Re: [PATCH v8 3/3] x86, mce: Add __mcsafe_copy()

From: Tony Luck
Date: Sat Jan 09 2016 - 20:41:02 EST


On Sat, Jan 9, 2016 at 4:23 PM, Dan Williams <dan.j.williams@xxxxxxxxx> wrote:
> On Sat, Jan 9, 2016 at 2:33 PM, Andy Lutomirski <luto@xxxxxxxxxxxxxx> wrote:
>> Shouldn't that logic live in the mcsafe_copy routine itself rather
>> than being delegated to callers?
>>
>
> Yes, please.

Yes - we should have some of that fancy self-patching code that
redirects to the optimal routine for the cpu model we are running
on.

BUT ... it's all going to be very messy. We don't have any CPUID
capability bits to say whether we support recovery, or which instructions
are good/bad choices for recovery. You might think that MCG_CAP{24}
which is described as "software error recovery" (or some such) would
be a good clue, but you'd be wrong. The bit got a little overloaded and
there are cpus that set it, but won't recover.

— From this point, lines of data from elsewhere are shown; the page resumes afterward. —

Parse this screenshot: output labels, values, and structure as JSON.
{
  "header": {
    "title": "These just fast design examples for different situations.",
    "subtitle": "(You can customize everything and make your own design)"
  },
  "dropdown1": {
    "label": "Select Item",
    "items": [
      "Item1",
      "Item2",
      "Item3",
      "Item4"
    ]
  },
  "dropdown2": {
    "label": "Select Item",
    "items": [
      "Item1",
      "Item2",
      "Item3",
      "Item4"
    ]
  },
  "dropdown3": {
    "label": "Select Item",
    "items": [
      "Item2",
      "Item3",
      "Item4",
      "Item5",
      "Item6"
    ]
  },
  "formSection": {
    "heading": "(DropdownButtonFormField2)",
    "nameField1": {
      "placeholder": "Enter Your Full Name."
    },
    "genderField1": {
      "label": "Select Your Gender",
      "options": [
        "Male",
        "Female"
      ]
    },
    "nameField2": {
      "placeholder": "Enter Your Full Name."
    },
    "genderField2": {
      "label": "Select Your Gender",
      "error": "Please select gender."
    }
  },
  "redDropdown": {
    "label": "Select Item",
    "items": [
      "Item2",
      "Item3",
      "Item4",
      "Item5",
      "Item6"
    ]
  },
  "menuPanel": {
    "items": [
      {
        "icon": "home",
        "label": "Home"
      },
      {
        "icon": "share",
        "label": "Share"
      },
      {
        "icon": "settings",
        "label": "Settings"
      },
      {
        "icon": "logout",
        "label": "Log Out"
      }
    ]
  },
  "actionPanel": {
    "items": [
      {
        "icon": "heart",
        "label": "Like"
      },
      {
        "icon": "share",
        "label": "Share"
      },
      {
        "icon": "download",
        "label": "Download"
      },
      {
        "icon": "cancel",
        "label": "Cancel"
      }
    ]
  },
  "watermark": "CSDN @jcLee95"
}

Only Intel(R) Xeon(R) branded cpus can recover, but not all. The story so far:

Nehalem, Westmere: E7 models support SRAO recovery (patrol scrub,
cache eviction). Not relevant for this e-mail thread.

Sandy Bridge: Some "advanced RAS" skus will recover from poison reads
(these have E5 model names, there was no E7 in this generation)

Ivy Bridge: Xeon E5-* models do not recover. E7-* models do recover.
Note E5 and E7 have the same CPUID model number.

Haswell: Same as Ivy Bridge

Broadwell/Sky Lake: Xeon not released yet ... can't talk about them.

Linux code recently got some recovery bits for AMD cpus ... I don't
know what the story is on which models support this,

-Tony